Kirk Phillips

No. 81, 83
- Position: Wide receiver

Personal information
- Born: July 31, 1960 (age 65) Poteau, Oklahoma, U.S.
- Height: 6 ft 1 in (1.85 m)
- Weight: 202 lb (92 kg)

Career information
- High school: Spiro (OK)
- College: Tulsa
- NFL draft: 1983: undrafted

Career history
- Dallas Cowboys (1983–1984); Toronto Argonauts (1987)*; Atlanta Falcons (1987);
- * Offseason and/or practice squad member only

Awards and highlights
- All-MVC (1982);

Career NFL statistics
- Receptions: 1
- Receiving yards: 6
- Stats at Pro Football Reference

= Kirk Phillips =

American gridiron football player (born 1960)

Kirk Douglas Phillips (born July 31, 1960) is an American former professional football player who was a wide receiver in the National Football League (NFL) for the Dallas Cowboys and Atlanta Falcons. He played college football for the Tulsa Golden Hurricane.

==Early life==
Phillips attended Spiro High School. He played as a halfback and received All-state honors as a senior.

He accepted a football scholarship from the University of Tulsa. He was converted into a wide receiver and played on run oriented offenses. As a sophomore, he was named a starter and was second on the team with 13 receptions for 264 yards (20.3-yard avg.).

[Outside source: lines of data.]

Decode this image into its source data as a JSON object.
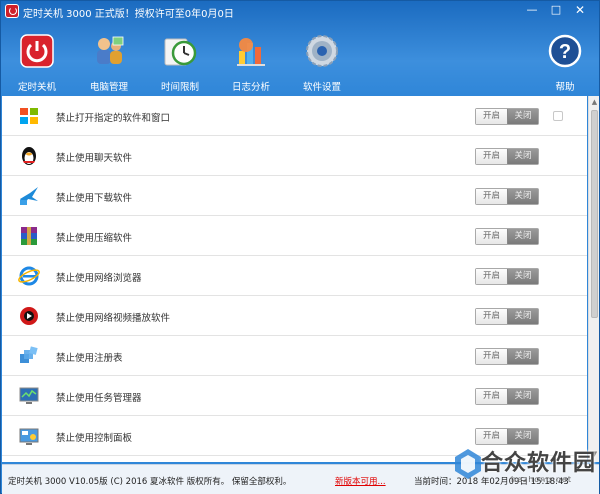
{
  "window": {
    "title": "定时关机 3000 正式版！授权许可至0年0月0日",
    "minimize": "—",
    "maximize": "□",
    "close": "✕"
  },
  "toolbar": {
    "items": [
      {
        "label": "定时关机",
        "icon": "power-icon"
      },
      {
        "label": "电脑管理",
        "icon": "computer-manage-icon"
      },
      {
        "label": "时间限制",
        "icon": "clock-icon"
      },
      {
        "label": "日志分析",
        "icon": "log-chart-icon"
      },
      {
        "label": "软件设置",
        "icon": "gear-icon"
      }
    ],
    "help": {
      "label": "帮助",
      "icon": "help-icon"
    }
  },
  "rows": [
    {
      "label": "禁止打开指定的软件和窗口",
      "icon": "windows-icon",
      "on": "开启",
      "off": "关闭"
    },
    {
      "label": "禁止使用聊天软件",
      "icon": "qq-penguin-icon",
      "on": "开启",
      "off": "关闭"
    },
    {
      "label": "禁止使用下载软件",
      "icon": "download-bird-icon",
      "on": "开启",
      "off": "关闭"
    },
    {
      "label": "禁止使用压缩软件",
      "icon": "archive-icon",
      "on": "开启",
      "off": "关闭"
    },
    {
      "label": "禁止使用网络浏览器",
      "icon": "ie-browser-icon",
      "on": "开启",
      "off": "关闭"
    },
    {
      "label": "禁止使用网络视频播放软件",
      "icon": "video-player-icon",
      "on": "开启",
      "off": "关闭"
    },
    {
      "label": "禁止使用注册表",
      "icon": "registry-icon",
      "on": "开启",
      "off": "关闭"
    },
    {
      "label": "禁止使用任务管理器",
      "icon": "task-manager-icon",
      "on": "开启",
      "off": "关闭"
    },
    {
      "label": "禁止使用控制面板",
      "icon": "control-panel-icon",
      "on": "开启",
      "off": "关闭"
    }
  ],
  "status": {
    "copyright": "定时关机 3000 V10.05版 (C) 2016  夏冰软件 版权所有。 保留全部权利。",
    "new_version": "新版本可用...",
    "time_label": "当前时间：2018 年02月09日 15:18:43"
  },
  "watermark": {
    "text": "合众软件园",
    "url": "hezhong.net"
  },
  "colors": {
    "header_blue": "#2f86d8",
    "toggle_off": "#888888",
    "new_version_red": "#e00000"
  }
}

As a junior, he was a backup, tallying 5 receptions for 75 yards (15-yard avg.). As a senior, he led the team with 18 receptions for 374 yards (20.8-yard avg.) and one touchdown, while receiving All-MVC honors. He finished his college career with 40 receptions for 760 yards (19-yard avg.) and 2 touchdowns.

==Professional career==
===Dallas Cowboys===
Phillips was signed as an undrafted free agent by the Dallas Cowboys after the 1983 NFL draft. He was placed on the injured reserve list in August, with a thumb injury. In 1984, he was the team's fourth wide receiver, registering one reception for 6 yards, while appearing in 8 games. He was released on August 27, 1985.

===Toronto Argonauts (CFL)===
On May 11, 1987, he signed with the Toronto Argonauts of the Canadian Football League. He was cut on June 5.

===Atlanta Falcons===
After the NFLPA strike was declared on the third week of the 1987 season, those contests were canceled (reducing the 16 game season to 15) and the NFL decided that the games would be played with replacement players. Phillips was signed in September to be a part of the Atlanta Falcons replacement team. He was a backup at wide receiver, appearing in 3 games and didn't record any offensive statistic. He was released on October 19, at the end of the strike.